Achilles tendon pain, tennis elbow, swimmer’s shoulder, and jumper’s knee affect both young athletes and older adults. These painful conditions develop when tendons are pushed beyond their limits and repeatedly strained.
“Tendons are fundamentally susceptible to overuse,” explains Jess Snedeker, a professor of orthopaedic biomechanics at ETH Zurich and Balgrist University Hospital in Zurich. “They must withstand powerful loads, with all the forces of our muscles being concentrated to the relatively thin tendons that transmit these forces into movement of our skeleton.”
Doctors refer to these disorders as tendinopathies. They are among the most common problems treated by orthopedic specialists, yet effective therapies remain limited. Physical therapy can provide relief, but in many severe cases it offers only modest improvement. Because of this, researchers have been searching for a clearer understanding of what actually drives tendon disease in hopes of developing better treatments.

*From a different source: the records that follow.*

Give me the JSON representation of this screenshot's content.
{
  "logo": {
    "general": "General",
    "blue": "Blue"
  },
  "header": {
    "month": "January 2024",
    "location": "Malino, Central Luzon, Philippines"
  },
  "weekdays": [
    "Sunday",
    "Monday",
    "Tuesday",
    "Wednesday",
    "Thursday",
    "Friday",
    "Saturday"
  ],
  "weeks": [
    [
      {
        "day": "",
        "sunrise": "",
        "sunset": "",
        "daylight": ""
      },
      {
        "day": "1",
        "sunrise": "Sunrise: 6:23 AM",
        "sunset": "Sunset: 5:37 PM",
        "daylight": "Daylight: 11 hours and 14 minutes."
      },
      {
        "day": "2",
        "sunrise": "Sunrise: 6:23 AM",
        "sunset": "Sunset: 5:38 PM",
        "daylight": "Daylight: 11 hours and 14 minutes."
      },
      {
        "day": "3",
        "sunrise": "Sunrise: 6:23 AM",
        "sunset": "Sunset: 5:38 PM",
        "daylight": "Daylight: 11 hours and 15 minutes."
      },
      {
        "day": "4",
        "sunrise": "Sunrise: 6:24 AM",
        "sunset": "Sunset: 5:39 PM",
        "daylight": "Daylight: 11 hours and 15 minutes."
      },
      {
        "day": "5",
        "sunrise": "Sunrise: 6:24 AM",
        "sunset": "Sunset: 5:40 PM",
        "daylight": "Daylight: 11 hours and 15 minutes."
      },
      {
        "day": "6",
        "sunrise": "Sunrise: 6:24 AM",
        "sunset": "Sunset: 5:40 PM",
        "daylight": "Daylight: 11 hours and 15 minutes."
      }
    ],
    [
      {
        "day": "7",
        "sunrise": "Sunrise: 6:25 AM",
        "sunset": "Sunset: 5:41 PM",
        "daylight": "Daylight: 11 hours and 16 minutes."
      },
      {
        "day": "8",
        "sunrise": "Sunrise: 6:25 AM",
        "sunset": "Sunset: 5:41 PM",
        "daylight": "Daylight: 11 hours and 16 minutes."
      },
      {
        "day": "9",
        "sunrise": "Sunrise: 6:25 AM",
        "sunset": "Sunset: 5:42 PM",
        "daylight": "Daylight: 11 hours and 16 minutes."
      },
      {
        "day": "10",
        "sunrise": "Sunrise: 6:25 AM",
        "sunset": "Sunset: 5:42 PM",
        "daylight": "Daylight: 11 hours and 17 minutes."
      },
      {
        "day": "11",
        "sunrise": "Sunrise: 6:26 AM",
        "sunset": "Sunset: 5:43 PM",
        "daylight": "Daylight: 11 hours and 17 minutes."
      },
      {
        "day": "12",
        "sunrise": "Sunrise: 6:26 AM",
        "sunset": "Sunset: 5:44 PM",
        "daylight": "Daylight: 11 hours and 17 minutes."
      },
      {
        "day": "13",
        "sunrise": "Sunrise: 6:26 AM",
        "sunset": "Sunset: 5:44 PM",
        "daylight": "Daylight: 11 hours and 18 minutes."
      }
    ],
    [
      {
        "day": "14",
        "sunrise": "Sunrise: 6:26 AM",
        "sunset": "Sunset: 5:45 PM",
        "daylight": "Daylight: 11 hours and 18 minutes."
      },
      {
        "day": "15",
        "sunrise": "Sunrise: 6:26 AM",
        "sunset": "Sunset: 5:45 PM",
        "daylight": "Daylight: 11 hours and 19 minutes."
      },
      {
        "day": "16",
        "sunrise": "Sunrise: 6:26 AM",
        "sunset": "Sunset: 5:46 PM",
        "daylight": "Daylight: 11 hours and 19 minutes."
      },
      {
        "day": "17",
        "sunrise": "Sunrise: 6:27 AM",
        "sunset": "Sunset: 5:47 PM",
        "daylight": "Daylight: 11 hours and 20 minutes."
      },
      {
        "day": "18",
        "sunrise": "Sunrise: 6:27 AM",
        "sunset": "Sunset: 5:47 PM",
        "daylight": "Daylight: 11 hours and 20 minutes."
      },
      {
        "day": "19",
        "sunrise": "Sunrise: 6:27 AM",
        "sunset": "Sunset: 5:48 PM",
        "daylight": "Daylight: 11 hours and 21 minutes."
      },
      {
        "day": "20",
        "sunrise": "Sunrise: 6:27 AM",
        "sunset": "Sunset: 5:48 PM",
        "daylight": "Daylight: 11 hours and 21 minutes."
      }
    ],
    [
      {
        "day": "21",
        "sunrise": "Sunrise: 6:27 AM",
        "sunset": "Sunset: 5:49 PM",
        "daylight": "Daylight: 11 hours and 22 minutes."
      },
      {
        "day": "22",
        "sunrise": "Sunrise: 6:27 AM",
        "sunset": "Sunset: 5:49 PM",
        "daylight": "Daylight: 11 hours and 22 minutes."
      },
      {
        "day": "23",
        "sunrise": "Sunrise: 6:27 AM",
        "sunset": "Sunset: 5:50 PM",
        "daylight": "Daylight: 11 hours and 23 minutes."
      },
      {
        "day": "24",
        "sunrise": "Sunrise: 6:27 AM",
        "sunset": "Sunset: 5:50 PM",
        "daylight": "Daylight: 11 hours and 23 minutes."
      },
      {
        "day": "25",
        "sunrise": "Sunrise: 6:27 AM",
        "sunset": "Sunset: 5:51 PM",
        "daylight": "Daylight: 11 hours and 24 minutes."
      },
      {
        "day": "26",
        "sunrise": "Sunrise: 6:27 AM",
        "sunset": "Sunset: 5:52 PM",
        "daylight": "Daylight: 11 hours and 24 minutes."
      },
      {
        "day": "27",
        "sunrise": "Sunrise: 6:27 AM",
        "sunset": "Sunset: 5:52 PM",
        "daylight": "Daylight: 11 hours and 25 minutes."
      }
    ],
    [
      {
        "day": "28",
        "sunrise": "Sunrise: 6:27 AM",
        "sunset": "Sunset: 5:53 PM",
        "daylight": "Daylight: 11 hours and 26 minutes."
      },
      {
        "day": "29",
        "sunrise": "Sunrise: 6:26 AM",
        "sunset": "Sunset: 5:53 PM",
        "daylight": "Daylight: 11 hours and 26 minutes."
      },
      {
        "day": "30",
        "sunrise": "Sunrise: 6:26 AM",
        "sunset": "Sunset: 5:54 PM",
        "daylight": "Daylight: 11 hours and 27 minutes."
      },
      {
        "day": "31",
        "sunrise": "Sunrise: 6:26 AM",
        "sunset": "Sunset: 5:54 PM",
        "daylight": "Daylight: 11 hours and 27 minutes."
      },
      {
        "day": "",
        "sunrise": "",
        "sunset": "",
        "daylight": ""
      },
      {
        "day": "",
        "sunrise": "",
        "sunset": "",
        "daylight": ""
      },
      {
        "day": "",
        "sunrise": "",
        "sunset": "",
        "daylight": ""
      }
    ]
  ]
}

HIF1 Protein Identified as a Molecular Cause
A research team led by Snedeker and Katrien De Bock, professor of exercise and health at ETH Zurich, has now uncovered a key piece of the puzzle. They identified a protein called HIF1 as a central driver of tendon disease. Part of HIF1 functions as a transcription factor, meaning it regulates the activity of specific genes inside cells.
Previous studies had found elevated levels of HIF1 in damaged tendons, but scientists did not know whether the protein was merely associated with disease or directly responsible for it. Through experiments in mice and studies of human tendon tissue, the team demonstrated that HIF1 is not just present during disease but actively triggers it.
Experiments Show Direct Link to Tendon Damage
In their mouse studies, researchers either kept HIF1 permanently switched on or completely turned it off. Mice with constantly activated HIF1 developed tendon disease even without excessive strain. In contrast, mice in which HIF1 was deactivated in tendon tissue did not develop tendon disease, even when their tendons were overloaded.
The team also studied human tendon cells collected during tendon surgeries at the hospital. In both mice and human tissue samples, higher levels of HIF1 caused harmful structural changes in the tendons. Specifically, more crosslinks formed within the collagen fibers that provide tendons with their strength and structure.
“This makes the tendons more brittle and impairs their mechanical function,” explains Greta Moschini, a doctoral student in De Bock and Snedeker’s groups and lead author of the study. The researchers also observed increased growth of blood vessels and nerves into the tendon tissue. “This could be the explanation for the pain commonly observed in tendinopathy,” says Moschini.
Why Early Treatment Matters
“Our study not only provides new insight into how the disease develops. It also shows that it’s important to treat tendon problems early,” says Snedeker. He highlights young athletes in particular, since they often experience tendinopathies while their condition may still be manageable.
Over time, however, damage linked to HIF1 can build up and eventually become permanent. “However, the damage caused by HIF1 in tendon tissue can accumulate and become irreversible over time. Physiotherapy then no longer helps, and the only treatment at this moment is to surgically remove the diseased tendon.”
Searching for Targeted Tendon Treatments
Now that HIF1 has been identified as a molecular driver of tendon disease, an obvious question arises. Could drugs be developed to block HIF1 and prevent or reverse tendinopathy?
According to De Bock, the answer is complicated. HIF1 plays an important role throughout the body by sensing low oxygen levels (hypoxia) and triggering normal adaptive responses. “Switching HIF1 off throughout the body would likely lead to side effects,” she says.
One possibility is finding ways to specifically reduce HIF1 activity only in tendon tissue. However, De Bock believes a more promising strategy may be to study the biological processes surrounding HIF1 in greater detail. By identifying other molecules influenced or controlled by HIF1, researchers may uncover safer and more precise targets for treating tendinopathy. That search is now underway.